Among the expenses, he said, $1.62 B was needed for wages, $ 83 million for pension $28.335 million for union dues. According to the minister, over 5000 workers who were severed and received their full benefits under the previous administration were given an additional one off cash grant which amounted to over $1.6 billion.
A Partnership for National Unity + Alliance for Change (APNU+AFC) Opposition Parliamentarian, Khemraj Ramjattan queried whether the sums for wages and salaries could not have been included in the National budget presented earlier in the year. “This sum for the wages and salaries was something you could have foreseen in time for the budget, so how come it wasn’t included and for such a large sum, when did this urgency of disbursement arise?” Ramjattan queried.
In response, Minister Mustapha explained that the money was GuySuCo’s out-of-crop projects. “This is nothing new!” Mustapha retorted as he continued to explain that the money is necessary for the annual support of the GuySuCo out-of-crop projects.
Additionally, he said “…There was a number of emergency works during the period, money was exhausted; we needed to put it back …”
Opposition Member of Parliament, Jermaine Figueira then questioned the reasoning and feasibility behind pumping money into GuySuCo. “We are disbursing monies to GuySuCo which sells sugar on the international markets. We need to know if the monies are given to a profitable venture. So can the honourable member speak to the profit of the sugar corporation for this period? Figueira asked. He continued that “We cannot be giving GuySuCo billions of dollars every month and that money is going into to failed industry.”
In response to the question, Mustapha stated that the monies disbursed effectively “corrected the wrongs” committed on sugar workers under the previous APNU+AFC collation. “We reduced wastage and we cut the excesses of the previous government especially at the head office. We have reduced staff tremendously,” he said adding that when the APNU+AFC coalition choose to close down several sugar estates across the country many sugar workers were left without earning. As such, Mustapha said the one-off cash grant is to alleviate some of the hardship that the severed workers would face.
When asked what criteria were used to establish the figure of $250,000 one off sum, Minister Mustapha related that the Government relied on an International Labour Organisation (ILO) report and the social ills that existed in several communities. In closing, he told the National Assembly that approximately 1,200 workers were reemployed by the current PPP/C administration.
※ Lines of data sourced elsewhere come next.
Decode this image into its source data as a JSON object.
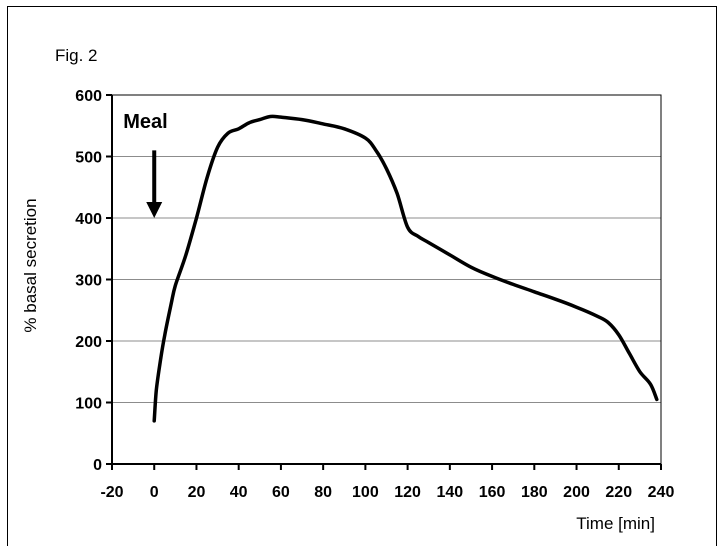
{
  "figure_label": "Fig. 2",
  "chart_data": {
    "type": "line",
    "title": "",
    "xlabel": "Time [min]",
    "ylabel": "% basal secretion",
    "xlim": [
      -20,
      240
    ],
    "ylim": [
      0,
      600
    ],
    "x_ticks": [
      -20,
      0,
      20,
      40,
      60,
      80,
      100,
      120,
      140,
      160,
      180,
      200,
      220,
      240
    ],
    "y_ticks": [
      0,
      100,
      200,
      300,
      400,
      500,
      600
    ],
    "grid": "horizontal",
    "legend": "none",
    "annotation": {
      "text": "Meal",
      "x": 0,
      "arrow_from_y": 510,
      "arrow_to_y": 400
    },
    "series": [
      {
        "color": "#000000",
        "x": [
          0,
          1,
          3,
          5,
          8,
          10,
          15,
          20,
          25,
          30,
          35,
          40,
          45,
          50,
          55,
          60,
          70,
          80,
          90,
          100,
          105,
          110,
          115,
          120,
          125,
          130,
          140,
          150,
          160,
          170,
          180,
          190,
          200,
          210,
          215,
          220,
          225,
          230,
          235,
          238
        ],
        "y": [
          70,
          120,
          170,
          210,
          260,
          290,
          340,
          400,
          465,
          515,
          538,
          545,
          555,
          560,
          565,
          564,
          560,
          553,
          545,
          530,
          510,
          480,
          440,
          385,
          370,
          360,
          340,
          320,
          305,
          292,
          280,
          268,
          255,
          240,
          230,
          210,
          180,
          150,
          130,
          105
        ]
      }
    ]
  }
}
The Agriculture Minister highlighted that “no amount of money can compensate these workers for the damage done,” but will create jobs for the over 30,000 that were displaced by the sugar estate closures.”
School cash grant
Additionally, the National Assembly approved an additional $285.1 million for the provision of the ‘Because We Care’ cash grants to private school children. This year, this cash grant was pegged at $19,000 per child since it is a combination of a $15,000 grant and a $4,000 uniform voucher. Initially, a sum of $3.2 billion was allocated to adequately cater for the total cash grant distribution to all public school children.
An additional total of $31 million was requested for cash grants to nursery school children, $175 million to primary school children, and $77.9 million for secondary school children. Minister of Education, Priya Manickcahand in her presentation noted that “the programme was a promise by the People’s Party Progressive/Civic that it would be restored once we got into Government. It was abolished by the APNU AFC.” As a result she said, the Government made “a conscious decision, a caring decision, a decision, in service to, and out of love, to the parents of the children of private schools and decided that all of the children of Guyana going to school, public and private, would be beneficiaries of this caring grant.”